The optimum cut-off value for D-dimer was 1.0 mg/L, which was about twice that of the standard upper limit value (0.5 mg/L). A D-dimer value > 1.0 mg/L was correlated to a 3.50 times increased risk of preoperative DVT. Isolated D-dimer value tends to exhibit higher sensitivity, but often, the specificity is low in DVTs prediction. Moreover, D-dimer level is sensitive to age, infection, and cancer [22]. The combination of age with D-dimer as a critical value explicitly improved the predictive accuracy for DVT formation [23] and should be recommended. Compared to D-dimer, PLT volume is a common laboratory marker that is strongly correlated with coagulation. We established that patients with PLT > 217 × 109/L had a 2.55-fold risk of developing preoperative DVT. Due to bone fracture and blood loss, elevated amounts of PLTs were released from the bone marrow, secreting biologically active substances such as thromboxane A2 and thrombomodulin [24, 25].

CRP is a protein biomarker for inflammation. It accompanies the inflammatory process.

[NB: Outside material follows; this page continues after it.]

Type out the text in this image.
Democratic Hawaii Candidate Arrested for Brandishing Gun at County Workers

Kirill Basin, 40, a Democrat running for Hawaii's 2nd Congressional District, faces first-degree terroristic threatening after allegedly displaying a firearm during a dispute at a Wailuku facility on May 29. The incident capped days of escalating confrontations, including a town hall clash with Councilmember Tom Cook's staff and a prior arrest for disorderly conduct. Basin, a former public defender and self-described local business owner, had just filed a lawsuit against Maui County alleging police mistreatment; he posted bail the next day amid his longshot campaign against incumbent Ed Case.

In 2003, the American Heart Association suggested that CRP levels be used in screening healthy adults for increased risk of coronary heart disease (levels above 3 mg/L) and for the detection of unsuspected and severe non-vascular diseases (levels above 10 mg/L) [26]. We found that CRP > 11 mg/L enhanced the probability of preoperative DVT by 4.16 times (95% CI 1.808–11.289). Studies have documented that CRP levels are elevated in acute DVT [27, 28]. Elevated levels of highly sensitivity CRP were closely correlated with the occurrence of DVT in ankle fracture patients before and shortly after the operation [28]. Furthermore, CRP has been proven to have a positive association with D-dimer, which could be attributed to the ability of the D-dimer and other fibrin degradation products to upregulate interleukin-6 synthesis, which promotes CRP synthesis [29].

The ASA classification system is a routinely applied evaluation scale for in-patients physical status, anesthetic, and surgical tolerance at the time of admission. Studies have documented the indispensable effects of the ASA score in the risk prediction of mortality and hip fracture complications [30]. In this study, the ASA score of III-IV correlated with quite a high risk of preoperative DVT (OR = 2.753). This finding was in concordance with that of a nationwide study that revealed an ASA score of > 2 (OR = 1.770) as being a significant risk factor for DVT after colorectal surgery [31]. A few published reports have documented an apparent correlation between ASA score and DVT formation. This could be attributed to the fact that ASA scores were obtained from evaluating the comprehensive medical histories and the judgment of the medical staff, which is not, however, an objective biomarker.

This study has three key highlights: (i) it used the largest prospective cohort of closed DFFs patients diagnosed by DUS for DVTs; (ii) DVT location analysis and their prognosis over 2 months were performed; and (iii) ROC analysis was performed to identify a highly sensitive cut-off value for continuous variables, and CRP > 11 mg/L was found to be an uncommon independent protective factor for preoperative DVT after closed DFFs. However, this study had some limitations. One, it was a single-center study that might not represent prevalent populations and, two, some variables, such as hidden blood loss or the number of days between the fracture and the operation that potentially determine the development of preoperative DVTs were not included.

Conclusions

Elevated CRP, PLT, D-dimer, and ASA levels as well as age > 65 years were correlated with the increased risk of preoperative DVTs in adult patients with closed DFFs. Therefore, the prediction of preoperative DVTs can significantly be improved by identifying older patients over the age of 65 and, precisely establishing the biochemical cut-off values for CRP, PLT, ASA, and D-dimer.